響「五月雨、あれは味方識別灯じゃないかい?」

五月雨が遠くに微かに見える灯りを斯界に捉えたその時、相手がこちらを認識したのか遠くから警笛が鳴り響いてきた。

五月雨「一体誰が・・・?」

補給艦隊は不安と警戒をかかえながら、その音と光の方へ向かい続ける。

しかしその緊張も十分もすれば氷解した。

空母機動部隊に随伴していた時雨だったのだ。

時雨「皆ッ、どうしようっ、どうすればいい!?」

時雨が叫びながら五月雨の方へ近づく。

その様子に驚きつつも、五月雨が努めて冷静に返す。

五月雨「時雨、大丈夫。潜水艦の脅威ならさっき提督に「違うって言ってるじゃないかッ!」

だがその冷静さが、逆に今の時雨を苛立たせた。

時雨が声を荒らげて五月雨の声を遮る。

あまりの剣幕に何事かと他の皆も時雨を見た。

時雨「白露がッ、白露がぁっ・・・」

怒ったかと思えば、今度は大粒の涙を流し、時雨が必死に訴える。

その腕に抱かれているものがあると気づき、五月雨がそちらへ視線を向ける。


柔軟な発想があっても、執念があっても、機械と人間で決定的に違う点がある。

歯車、要素に対する認識の違い。それが欠けたら、機械は取り替えれば良い。だが、人間は。感情を持つ人間は。

人間は、そうは行かない。



遡上。

残りあと数隻になるまで敵潜水艦を追い込んだのだ。少なくなっても決して気を緩めずに戦い続けたのだ。

なのに、あと一歩及ばず、その瞬間は訪れた。

最後の二隻が発射した魚雷が白露の直下で起爆したのだ。それまでずっと着発信管の魚雷であったから、下を通りすぎる魚雷は全て無視していたから起きてしまった事だった。慢心の余波はここまで続いていたのか。

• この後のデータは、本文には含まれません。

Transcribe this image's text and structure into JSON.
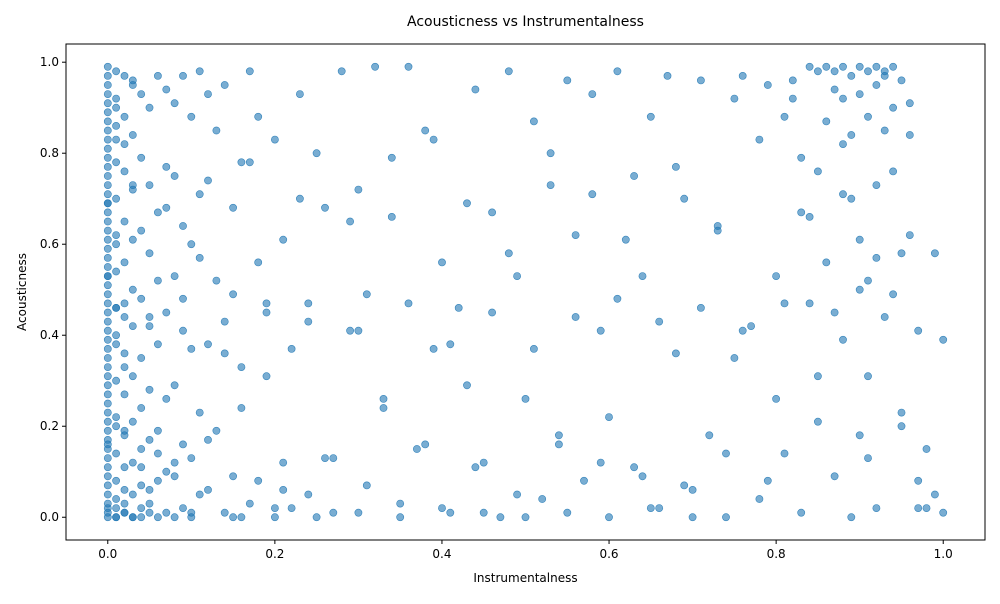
{
  "chart_data": {
    "type": "scatter",
    "title": "Acousticness vs Instrumentalness",
    "xlabel": "Instrumentalness",
    "ylabel": "Acousticness",
    "xlim": [
      -0.05,
      1.05
    ],
    "ylim": [
      -0.05,
      1.04
    ],
    "xticks": [
      "0.0",
      "0.2",
      "0.4",
      "0.6",
      "0.8",
      "1.0"
    ],
    "yticks": [
      "0.0",
      "0.2",
      "0.4",
      "0.6",
      "0.8",
      "1.0"
    ],
    "grid": false,
    "marker_color": "#1f77b4",
    "marker_alpha": 0.6,
    "points_x": [
      0.0,
      0.0,
      0.0,
      0.0,
      0.0,
      0.0,
      0.0,
      0.0,
      0.0,
      0.0,
      0.0,
      0.0,
      0.0,
      0.0,
      0.0,
      0.0,
      0.0,
      0.0,
      0.0,
      0.0,
      0.0,
      0.0,
      0.0,
      0.0,
      0.0,
      0.0,
      0.0,
      0.0,
      0.0,
      0.0,
      0.0,
      0.0,
      0.0,
      0.0,
      0.0,
      0.0,
      0.0,
      0.0,
      0.0,
      0.0,
      0.0,
      0.0,
      0.0,
      0.0,
      0.0,
      0.0,
      0.0,
      0.0,
      0.0,
      0.0,
      0.01,
      0.01,
      0.01,
      0.01,
      0.01,
      0.01,
      0.01,
      0.01,
      0.01,
      0.01,
      0.01,
      0.01,
      0.01,
      0.01,
      0.01,
      0.01,
      0.01,
      0.01,
      0.01,
      0.01,
      0.02,
      0.02,
      0.02,
      0.02,
      0.02,
      0.02,
      0.02,
      0.02,
      0.02,
      0.02,
      0.02,
      0.02,
      0.02,
      0.02,
      0.02,
      0.03,
      0.03,
      0.03,
      0.03,
      0.03,
      0.03,
      0.03,
      0.03,
      0.03,
      0.03,
      0.03,
      0.03,
      0.04,
      0.04,
      0.04,
      0.04,
      0.04,
      0.04,
      0.04,
      0.04,
      0.04,
      0.04,
      0.05,
      0.05,
      0.05,
      0.05,
      0.05,
      0.05,
      0.05,
      0.05,
      0.06,
      0.06,
      0.06,
      0.06,
      0.06,
      0.06,
      0.06,
      0.07,
      0.07,
      0.07,
      0.07,
      0.07,
      0.07,
      0.08,
      0.08,
      0.08,
      0.08,
      0.08,
      0.08,
      0.09,
      0.09,
      0.09,
      0.09,
      0.09,
      0.1,
      0.1,
      0.1,
      0.1,
      0.1,
      0.11,
      0.11,
      0.11,
      0.11,
      0.12,
      0.12,
      0.12,
      0.12,
      0.13,
      0.13,
      0.13,
      0.14,
      0.14,
      0.14,
      0.15,
      0.15,
      0.15,
      0.16,
      0.16,
      0.16,
      0.17,
      0.17,
      0.18,
      0.18,
      0.18,
      0.19,
      0.19,
      0.2,
      0.2,
      0.21,
      0.21,
      0.22,
      0.22,
      0.23,
      0.24,
      0.24,
      0.25,
      0.26,
      0.26,
      0.27,
      0.28,
      0.29,
      0.3,
      0.31,
      0.31,
      0.32,
      0.33,
      0.34,
      0.35,
      0.36,
      0.37,
      0.38,
      0.39,
      0.4,
      0.41,
      0.42,
      0.43,
      0.44,
      0.45,
      0.46,
      0.47,
      0.48,
      0.49,
      0.5,
      0.51,
      0.52,
      0.53,
      0.54,
      0.55,
      0.56,
      0.57,
      0.58,
      0.59,
      0.6,
      0.61,
      0.62,
      0.63,
      0.64,
      0.65,
      0.66,
      0.67,
      0.68,
      0.69,
      0.7,
      0.71,
      0.72,
      0.73,
      0.74,
      0.75,
      0.76,
      0.77,
      0.78,
      0.79,
      0.8,
      0.81,
      0.81,
      0.82,
      0.82,
      0.83,
      0.83,
      0.84,
      0.84,
      0.85,
      0.85,
      0.85,
      0.86,
      0.86,
      0.86,
      0.87,
      0.87,
      0.87,
      0.88,
      0.88,
      0.88,
      0.88,
      0.89,
      0.89,
      0.89,
      0.89,
      0.9,
      0.9,
      0.9,
      0.9,
      0.91,
      0.91,
      0.91,
      0.91,
      0.92,
      0.92,
      0.92,
      0.92,
      0.93,
      0.93,
      0.93,
      0.93,
      0.94,
      0.94,
      0.94,
      0.95,
      0.95,
      0.95,
      0.96,
      0.96,
      0.97,
      0.97,
      0.98,
      0.98,
      0.99,
      1.0,
      0.0,
      0.0,
      0.01,
      0.02,
      0.03,
      0.05,
      0.1,
      0.15,
      0.2,
      0.25,
      0.3,
      0.35,
      0.4,
      0.45,
      0.5,
      0.55,
      0.6,
      0.65,
      0.7,
      0.75,
      0.8,
      0.85,
      0.9,
      0.95,
      0.0,
      0.02,
      0.04,
      0.06,
      0.08,
      0.12,
      0.16,
      0.21,
      0.27,
      0.33,
      0.38,
      0.44,
      0.49,
      0.54,
      0.59,
      0.64,
      0.69,
      0.74,
      0.79,
      0.84,
      0.88,
      0.92,
      0.96,
      0.99,
      0.0,
      0.01,
      0.03,
      0.07,
      0.11,
      0.17,
      0.23,
      0.29,
      0.34,
      0.39,
      0.43,
      0.48,
      0.53,
      0.58,
      0.63,
      0.68,
      0.73,
      0.78,
      0.83,
      0.87,
      0.91,
      0.94,
      0.97,
      1.0,
      0.0,
      0.01,
      0.02,
      0.05,
      0.09,
      0.14,
      0.19,
      0.24,
      0.3,
      0.36,
      0.41,
      0.46,
      0.51,
      0.56,
      0.61,
      0.66,
      0.71,
      0.76,
      0.81,
      0.86,
      0.9,
      0.93,
      0.96,
      0.98
    ],
    "points_y": [
      0.99,
      0.97,
      0.95,
      0.93,
      0.91,
      0.89,
      0.87,
      0.85,
      0.83,
      0.81,
      0.79,
      0.77,
      0.75,
      0.73,
      0.71,
      0.69,
      0.67,
      0.65,
      0.63,
      0.61,
      0.59,
      0.57,
      0.55,
      0.53,
      0.51,
      0.49,
      0.47,
      0.45,
      0.43,
      0.41,
      0.39,
      0.37,
      0.35,
      0.33,
      0.31,
      0.29,
      0.27,
      0.25,
      0.23,
      0.21,
      0.19,
      0.17,
      0.15,
      0.13,
      0.11,
      0.09,
      0.07,
      0.05,
      0.03,
      0.01,
      0.98,
      0.92,
      0.86,
      0.78,
      0.7,
      0.62,
      0.54,
      0.46,
      0.38,
      0.3,
      0.22,
      0.14,
      0.08,
      0.04,
      0.02,
      0.0,
      0.9,
      0.6,
      0.4,
      0.2,
      0.97,
      0.88,
      0.76,
      0.65,
      0.56,
      0.47,
      0.36,
      0.27,
      0.18,
      0.11,
      0.06,
      0.03,
      0.01,
      0.82,
      0.33,
      0.95,
      0.84,
      0.72,
      0.61,
      0.5,
      0.42,
      0.31,
      0.21,
      0.12,
      0.05,
      0.0,
      0.96,
      0.79,
      0.63,
      0.48,
      0.35,
      0.24,
      0.15,
      0.07,
      0.02,
      0.0,
      0.93,
      0.73,
      0.58,
      0.44,
      0.28,
      0.17,
      0.06,
      0.01,
      0.9,
      0.67,
      0.52,
      0.38,
      0.19,
      0.08,
      0.0,
      0.97,
      0.68,
      0.45,
      0.26,
      0.1,
      0.01,
      0.94,
      0.75,
      0.53,
      0.29,
      0.12,
      0.0,
      0.91,
      0.64,
      0.41,
      0.16,
      0.02,
      0.97,
      0.6,
      0.37,
      0.13,
      0.0,
      0.88,
      0.57,
      0.23,
      0.05,
      0.98,
      0.74,
      0.38,
      0.06,
      0.93,
      0.52,
      0.19,
      0.85,
      0.43,
      0.01,
      0.95,
      0.49,
      0.09,
      0.68,
      0.33,
      0.0,
      0.78,
      0.03,
      0.98,
      0.56,
      0.08,
      0.88,
      0.31,
      0.47,
      0.0,
      0.83,
      0.12,
      0.61,
      0.02,
      0.37,
      0.93,
      0.05,
      0.47,
      0.8,
      0.13,
      0.68,
      0.01,
      0.98,
      0.41,
      0.72,
      0.07,
      0.49,
      0.99,
      0.24,
      0.66,
      0.03,
      0.99,
      0.15,
      0.85,
      0.37,
      0.56,
      0.01,
      0.46,
      0.29,
      0.94,
      0.12,
      0.67,
      0.0,
      0.98,
      0.53,
      0.26,
      0.87,
      0.04,
      0.73,
      0.18,
      0.96,
      0.62,
      0.08,
      0.93,
      0.41,
      0.22,
      0.98,
      0.61,
      0.11,
      0.53,
      0.88,
      0.02,
      0.97,
      0.36,
      0.7,
      0.06,
      0.96,
      0.18,
      0.63,
      0.0,
      0.92,
      0.97,
      0.42,
      0.04,
      0.95,
      0.53,
      0.88,
      0.14,
      0.92,
      0.96,
      0.67,
      0.01,
      0.99,
      0.47,
      0.76,
      0.98,
      0.21,
      0.87,
      0.99,
      0.56,
      0.94,
      0.09,
      0.98,
      0.82,
      0.39,
      0.99,
      0.92,
      0.7,
      0.0,
      0.97,
      0.84,
      0.5,
      0.99,
      0.93,
      0.61,
      0.13,
      0.98,
      0.88,
      0.31,
      0.99,
      0.95,
      0.73,
      0.02,
      0.97,
      0.85,
      0.44,
      0.98,
      0.76,
      0.99,
      0.9,
      0.2,
      0.96,
      0.58,
      0.91,
      0.84,
      0.02,
      0.08,
      0.15,
      0.02,
      0.05,
      0.01,
      0.0,
      0.02,
      0.0,
      0.01,
      0.0,
      0.03,
      0.01,
      0.0,
      0.02,
      0.0,
      0.01,
      0.0,
      0.02,
      0.01,
      0.0,
      0.01,
      0.0,
      0.02,
      0.0,
      0.35,
      0.26,
      0.31,
      0.18,
      0.23,
      0.16,
      0.19,
      0.11,
      0.14,
      0.09,
      0.17,
      0.24,
      0.06,
      0.13,
      0.26,
      0.16,
      0.11,
      0.05,
      0.16,
      0.12,
      0.09,
      0.07,
      0.14,
      0.08,
      0.66,
      0.71,
      0.57,
      0.62,
      0.58,
      0.69,
      0.83,
      0.73,
      0.77,
      0.71,
      0.78,
      0.7,
      0.65,
      0.79,
      0.83,
      0.69,
      0.58,
      0.8,
      0.71,
      0.75,
      0.77,
      0.64,
      0.83,
      0.79,
      0.45,
      0.52,
      0.49,
      0.41,
      0.39,
      0.53,
      0.46,
      0.44,
      0.42,
      0.48,
      0.36,
      0.45,
      0.43,
      0.41,
      0.47,
      0.38,
      0.45,
      0.37,
      0.44,
      0.48,
      0.43,
      0.46,
      0.41,
      0.47
    ]
  }
}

敵はそれを見越して、最後の数本を磁気信管に切り替えたのだろうか。

爆柱に呑まれる白露を見た時雨は、目の前の光景を信じたくなかった。

その場に立ち尽くし、何が起こったのかをちゃんと理解しようとした。

思考がやっと形を整ってきた頃になってやっとその水柱が消えかかる。

時雨「白露・・・、どこにいるの?」

水柱が消えても白露の姿が見えなかったから、掠れるような声で白露を呼んだ。

返事はない。

時雨「白露、白露!どこにいるんだ、返事してよッ!」

応ずる声はない。

不思議なことに潜水艦が魚雷すら発射してこないが、その事にも時雨は頭が回らない。

時雨「白露っ!」

海面に目を移して、ようやく白露を見つけた。

白露が海面に倒れこんでいるのを見つけた。